In today's family, parentage is often not a simple matter. Biological fathers who come to life creation at some remove, are common. Their service ranges from heterosexual spouses with fertility challenges, to singles who desire parenthood without a partner, and lesbian couples. The donors vary in their relationships to the legal parents-to-be, from anonymous, to known strangers, to friends and even family members. Sometimes expectations are mutual in terms of personal contact with the children to be produced. Other times ambiguity reigns. So, too, with the matter of support.
A recent case in Kansas determined that a biological father who came to conception by a private donor arrangement could be ordered to pay child support, while one whose participation involved the medical community would not. The Boston Globe editorialized against the result, acknowleged to be based on a technical reading of a donor parenting statute, especially in light of the fact that the lesbian former partner of the biological mother was not held to financial account because that state does not recognize same sex marriage.

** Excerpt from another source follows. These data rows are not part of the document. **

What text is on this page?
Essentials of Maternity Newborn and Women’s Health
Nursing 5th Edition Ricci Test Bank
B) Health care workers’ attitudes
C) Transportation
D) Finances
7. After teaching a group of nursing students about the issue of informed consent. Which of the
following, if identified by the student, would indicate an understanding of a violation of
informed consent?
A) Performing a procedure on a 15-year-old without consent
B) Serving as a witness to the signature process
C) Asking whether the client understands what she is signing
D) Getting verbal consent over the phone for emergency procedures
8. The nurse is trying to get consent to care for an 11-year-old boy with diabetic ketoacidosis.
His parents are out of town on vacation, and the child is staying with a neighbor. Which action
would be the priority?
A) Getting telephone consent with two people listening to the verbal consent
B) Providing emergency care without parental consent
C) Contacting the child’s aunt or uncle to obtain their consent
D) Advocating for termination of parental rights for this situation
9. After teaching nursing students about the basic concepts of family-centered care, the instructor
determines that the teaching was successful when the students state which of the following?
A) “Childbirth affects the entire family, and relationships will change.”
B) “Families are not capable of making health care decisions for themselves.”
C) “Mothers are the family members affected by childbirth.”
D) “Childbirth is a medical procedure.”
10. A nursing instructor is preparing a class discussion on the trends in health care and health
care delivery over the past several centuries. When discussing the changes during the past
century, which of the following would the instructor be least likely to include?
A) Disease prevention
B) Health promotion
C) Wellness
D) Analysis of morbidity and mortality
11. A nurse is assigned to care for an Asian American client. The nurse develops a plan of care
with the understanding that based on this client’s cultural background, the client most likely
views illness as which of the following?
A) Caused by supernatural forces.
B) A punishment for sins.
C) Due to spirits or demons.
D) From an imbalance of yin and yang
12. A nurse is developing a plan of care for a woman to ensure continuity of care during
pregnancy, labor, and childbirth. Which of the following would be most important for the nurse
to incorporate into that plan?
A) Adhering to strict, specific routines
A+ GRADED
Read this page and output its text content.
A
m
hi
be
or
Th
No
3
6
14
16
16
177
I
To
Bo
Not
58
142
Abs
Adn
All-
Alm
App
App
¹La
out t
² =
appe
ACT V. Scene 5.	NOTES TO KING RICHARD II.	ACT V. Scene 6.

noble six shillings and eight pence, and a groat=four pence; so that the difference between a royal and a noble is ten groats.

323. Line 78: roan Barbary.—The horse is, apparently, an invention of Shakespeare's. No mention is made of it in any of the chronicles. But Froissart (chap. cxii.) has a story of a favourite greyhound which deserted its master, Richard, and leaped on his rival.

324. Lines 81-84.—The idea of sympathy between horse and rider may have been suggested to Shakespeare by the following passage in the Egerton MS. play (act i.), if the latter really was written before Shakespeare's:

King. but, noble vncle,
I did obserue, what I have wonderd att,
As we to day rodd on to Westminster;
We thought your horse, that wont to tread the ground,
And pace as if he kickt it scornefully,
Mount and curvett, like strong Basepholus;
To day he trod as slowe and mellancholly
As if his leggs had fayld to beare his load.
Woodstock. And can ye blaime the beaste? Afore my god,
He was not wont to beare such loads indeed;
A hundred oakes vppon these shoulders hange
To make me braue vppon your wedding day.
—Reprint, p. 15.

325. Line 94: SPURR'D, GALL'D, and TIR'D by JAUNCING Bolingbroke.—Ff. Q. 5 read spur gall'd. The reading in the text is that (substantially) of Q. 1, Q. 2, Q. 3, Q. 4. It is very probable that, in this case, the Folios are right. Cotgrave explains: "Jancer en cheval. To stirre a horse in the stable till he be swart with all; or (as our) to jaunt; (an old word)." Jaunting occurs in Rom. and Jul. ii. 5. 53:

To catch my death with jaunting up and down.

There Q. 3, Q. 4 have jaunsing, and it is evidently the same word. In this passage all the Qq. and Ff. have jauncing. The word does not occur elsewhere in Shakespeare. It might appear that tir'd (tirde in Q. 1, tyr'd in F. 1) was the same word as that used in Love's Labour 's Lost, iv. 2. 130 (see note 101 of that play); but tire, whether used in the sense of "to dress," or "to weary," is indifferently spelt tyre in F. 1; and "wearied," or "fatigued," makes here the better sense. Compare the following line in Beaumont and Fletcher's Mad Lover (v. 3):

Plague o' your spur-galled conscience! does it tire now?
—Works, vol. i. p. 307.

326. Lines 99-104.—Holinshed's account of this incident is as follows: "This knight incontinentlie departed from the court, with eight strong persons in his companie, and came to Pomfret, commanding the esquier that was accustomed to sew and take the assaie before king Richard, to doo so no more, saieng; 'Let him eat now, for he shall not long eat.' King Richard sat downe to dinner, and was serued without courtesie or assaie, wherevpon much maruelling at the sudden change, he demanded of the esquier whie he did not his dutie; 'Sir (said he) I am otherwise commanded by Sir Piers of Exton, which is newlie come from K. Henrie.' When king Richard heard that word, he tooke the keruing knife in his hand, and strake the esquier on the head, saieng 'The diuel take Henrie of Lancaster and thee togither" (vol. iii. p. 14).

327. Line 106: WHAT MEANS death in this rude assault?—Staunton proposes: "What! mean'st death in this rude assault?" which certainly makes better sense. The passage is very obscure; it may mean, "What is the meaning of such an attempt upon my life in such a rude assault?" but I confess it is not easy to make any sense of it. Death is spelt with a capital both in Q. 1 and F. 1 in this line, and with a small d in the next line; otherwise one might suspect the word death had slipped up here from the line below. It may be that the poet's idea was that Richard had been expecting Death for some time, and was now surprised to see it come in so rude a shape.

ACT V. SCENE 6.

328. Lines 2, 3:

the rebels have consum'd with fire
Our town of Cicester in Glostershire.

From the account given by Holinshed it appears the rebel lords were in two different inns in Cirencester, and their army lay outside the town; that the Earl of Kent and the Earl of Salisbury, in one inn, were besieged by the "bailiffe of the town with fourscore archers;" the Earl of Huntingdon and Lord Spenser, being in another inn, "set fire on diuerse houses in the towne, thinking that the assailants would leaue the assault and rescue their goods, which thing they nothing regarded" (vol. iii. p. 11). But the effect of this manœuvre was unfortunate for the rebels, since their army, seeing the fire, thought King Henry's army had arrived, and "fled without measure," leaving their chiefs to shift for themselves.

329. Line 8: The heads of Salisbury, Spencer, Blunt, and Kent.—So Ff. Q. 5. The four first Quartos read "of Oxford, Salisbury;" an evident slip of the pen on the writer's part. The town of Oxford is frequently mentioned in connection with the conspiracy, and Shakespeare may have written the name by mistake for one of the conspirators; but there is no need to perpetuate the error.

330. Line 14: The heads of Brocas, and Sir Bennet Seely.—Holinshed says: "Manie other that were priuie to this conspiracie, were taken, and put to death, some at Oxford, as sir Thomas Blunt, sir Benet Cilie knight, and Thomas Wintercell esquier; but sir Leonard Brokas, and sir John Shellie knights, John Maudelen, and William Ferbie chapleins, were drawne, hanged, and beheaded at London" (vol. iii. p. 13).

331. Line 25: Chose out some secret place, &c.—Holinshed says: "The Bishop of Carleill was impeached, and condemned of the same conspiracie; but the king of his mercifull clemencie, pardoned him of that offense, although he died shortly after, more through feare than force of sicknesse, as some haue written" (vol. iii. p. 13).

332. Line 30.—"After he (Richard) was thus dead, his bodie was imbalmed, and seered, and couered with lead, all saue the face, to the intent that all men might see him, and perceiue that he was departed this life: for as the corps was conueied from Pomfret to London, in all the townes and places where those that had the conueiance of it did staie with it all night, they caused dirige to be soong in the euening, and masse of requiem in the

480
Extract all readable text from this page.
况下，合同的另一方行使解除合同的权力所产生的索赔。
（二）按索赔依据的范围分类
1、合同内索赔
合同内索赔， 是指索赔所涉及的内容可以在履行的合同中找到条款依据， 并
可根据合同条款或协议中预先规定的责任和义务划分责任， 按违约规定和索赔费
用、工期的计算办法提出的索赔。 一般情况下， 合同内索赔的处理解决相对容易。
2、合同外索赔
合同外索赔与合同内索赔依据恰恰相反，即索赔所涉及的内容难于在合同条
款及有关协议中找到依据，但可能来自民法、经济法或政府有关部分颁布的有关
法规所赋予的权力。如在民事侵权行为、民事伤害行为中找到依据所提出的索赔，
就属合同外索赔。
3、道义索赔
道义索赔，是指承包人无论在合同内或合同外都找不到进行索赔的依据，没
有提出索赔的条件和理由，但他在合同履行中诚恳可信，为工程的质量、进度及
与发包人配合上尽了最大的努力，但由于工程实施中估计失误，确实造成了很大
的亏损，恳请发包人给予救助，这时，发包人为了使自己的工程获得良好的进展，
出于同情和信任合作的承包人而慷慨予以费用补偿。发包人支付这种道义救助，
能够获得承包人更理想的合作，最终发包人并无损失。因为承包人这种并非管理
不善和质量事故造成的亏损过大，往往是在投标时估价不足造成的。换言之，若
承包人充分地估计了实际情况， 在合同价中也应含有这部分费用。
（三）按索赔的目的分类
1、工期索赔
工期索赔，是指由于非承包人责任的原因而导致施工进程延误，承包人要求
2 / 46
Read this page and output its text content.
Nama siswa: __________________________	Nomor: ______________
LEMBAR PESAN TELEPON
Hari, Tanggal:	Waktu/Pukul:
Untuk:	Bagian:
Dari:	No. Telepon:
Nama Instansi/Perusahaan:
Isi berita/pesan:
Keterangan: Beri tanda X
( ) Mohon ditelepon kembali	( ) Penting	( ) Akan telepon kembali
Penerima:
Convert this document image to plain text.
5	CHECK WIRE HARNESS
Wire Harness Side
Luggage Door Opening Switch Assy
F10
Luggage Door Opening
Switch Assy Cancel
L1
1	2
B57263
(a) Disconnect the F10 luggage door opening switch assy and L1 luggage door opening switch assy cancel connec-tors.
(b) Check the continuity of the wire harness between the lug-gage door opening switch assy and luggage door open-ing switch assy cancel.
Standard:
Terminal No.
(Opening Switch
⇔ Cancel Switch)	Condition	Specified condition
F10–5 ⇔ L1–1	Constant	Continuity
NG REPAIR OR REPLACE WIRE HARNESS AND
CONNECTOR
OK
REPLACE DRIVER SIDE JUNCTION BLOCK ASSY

The question of sperm donors and their role in our family lives is fascinating, and as complicated as the lives of each individual family. Some, as the families that we encountered as observers on a street corner, celebrate donors as a part of the family - to one degree or another - while others remain in the shadows forever. Should this make a difference when child support becomes an issue? Should the means of conception?
It not the nature of our legal system to look at questions like this comprehensively or from a macro perspective. Instead, decisions are made piecemeal by a crazy quilt of legislative, administrative and judicial decisions. Federalism and evolution of societal mores make this inevitable, if unfortunate. A uniform rule so that people truly know what they are doing when they create life in "modern" ways would be better for everyone.